L’association française des jeunes pousse porte plainte contre Apple devant la CNIL

France Digitale, qui se présente comme la première organisation de startups en Europe, mais qui semble incapable de mettre à jour son site avec ses derniers communiqués de presse, aurait porté plainte contre Apple auprès de la Commission nationale de l’informatique et des libertés (CNIL).

Elle reproche à la firme de Cupertino de ne pas respecter le Règlement général sur la protection des données (RGPD) de l’Union européenne, ni la règlementation françaises sur les données personnelles. En particulier, elle affiche des publicités ciblées dans ses applications iOS, y compris l’App Store, Apple News ou Bourse, sans obtenir préalablement l’aval de l’utilisateur.

Le bouton qui contrôle ces publicités ciblées se trouve dans les réglages de l’iPhone, après avoir cliqué sur l’onglet « confidentialité » puis sur « publicité Apple ». D’après le RGPD, ce réglage devrait être désactivé par défaut, afin que l’utilisateur consente activement à recevoir des publicités ciblées.
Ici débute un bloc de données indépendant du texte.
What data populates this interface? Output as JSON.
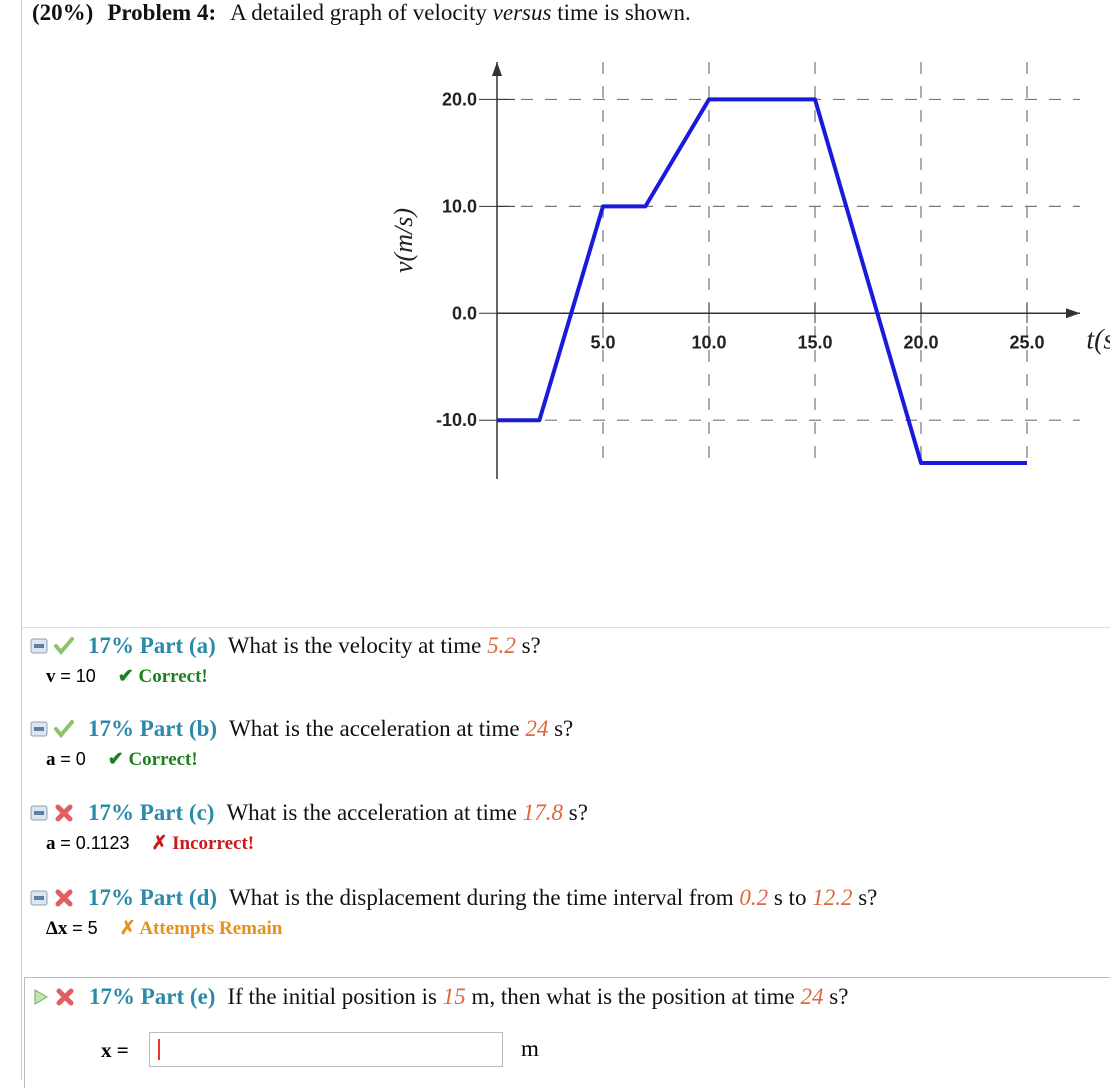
{
  "header": {
    "weight": "(20%)",
    "problem": "Problem 4:",
    "text_before": "A detailed graph of velocity ",
    "text_italic": "versus",
    "text_after": " time is shown."
  },
  "chart_data": {
    "type": "line",
    "x_label": "t(s)",
    "y_label": "v(m/s)",
    "x": [
      0,
      2,
      5,
      7,
      10,
      15,
      20,
      25
    ],
    "series": [
      {
        "name": "velocity",
        "color": "#1a1adb",
        "values": [
          -10,
          -10,
          10,
          10,
          20,
          20,
          -14,
          -14
        ]
      }
    ],
    "xlim": [
      0,
      27.5
    ],
    "ylim": [
      -15.5,
      23.5
    ],
    "xticks": [
      {
        "value": 5,
        "label": "5.0"
      },
      {
        "value": 10,
        "label": "10.0"
      },
      {
        "value": 15,
        "label": "15.0"
      },
      {
        "value": 20,
        "label": "20.0"
      },
      {
        "value": 25,
        "label": "25.0"
      }
    ],
    "yticks": [
      {
        "value": -10,
        "label": "-10.0"
      },
      {
        "value": 0,
        "label": "0.0"
      },
      {
        "value": 10,
        "label": "10.0"
      },
      {
        "value": 20,
        "label": "20.0"
      }
    ],
    "grid": true
  },
  "parts": [
    {
      "title": "17% Part (a)",
      "question": [
        "What is the velocity at time ",
        "5.2",
        " s?"
      ],
      "variable": "v",
      "answer": "= 10",
      "status": "✔ Correct!",
      "status_color": "#1d7f1d",
      "done": true
    },
    {
      "title": "17% Part (b)",
      "question": [
        "What is the acceleration at time ",
        "24",
        " s?"
      ],
      "variable": "a",
      "answer": "= 0",
      "status": "✔ Correct!",
      "status_color": "#1d7f1d",
      "done": true
    },
    {
      "title": "17% Part (c)",
      "question": [
        "What is the acceleration at time ",
        "17.8",
        " s?"
      ],
      "variable": "a",
      "answer": "= 0.1123",
      "status": "✗ Incorrect!",
      "status_color": "#cc1a1a",
      "done": false
    },
    {
      "title": "17% Part (d)",
      "question": [
        "What is the displacement during the time interval from ",
        "0.2",
        " s to ",
        "12.2",
        " s?"
      ],
      "variable": "Δx",
      "answer": "= 5",
      "status": "✗ Attempts Remain",
      "status_color": "#e8901c",
      "done": false
    }
  ],
  "active_part": {
    "title": "17% Part (e)",
    "question": [
      "If the initial position is ",
      "15",
      " m, then what is the position at time ",
      "24",
      " s?"
    ],
    "input_label": "x =",
    "unit": "m"
  }
}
France Digitale constate donc un deux poids deux mesures qui fausse la concurrence.

Sans surprise, Apple rétorque qu’il s’agit de « fausses allégations ». Les publicités ciblées ne permettraient pas de remonter jusqu’à l’utilisateur : Apple ciblerait les publicités en groupant ensemble des utilisateurs partageant certaines caractéristiques, telles que les applications téléchargées, l’âge, le pays et la ville de résidence, et le sexe.

Le RGPD stipule cependant bien que l’utilisateur doive être informé de tout traitement sur ses données personnelles, et les groupes d’Apple sont bien basés sur des données personnelles.

Cette plainte arrive au moment où Apple parade à nouveau comme un défenseur de la vie privée de ses clients, en limitant les identificateurs personnels exploitables par les systèmes de publicité ciblés tiers, tels que ceux de Facebook. Toutefois sans les détruire, et en s’en octroyant le monopole pur et simple.

Jusqu’ici, Apple n’a pratiquement jamais eu affaire aux régulateurs dans le monde, contrairement à Facebook, Google ou Amazon.

Mais le vent semble en train de tourner, y compris outre atlantique et outre-manche, où l’autorité de la concurrence a lancé une enquête la semaine dernière, pour donner suite à des plaintes selon lesquelles les conditions d’utilisations pour les développeurs d’applications seraient anticoncurrentielles et injustes.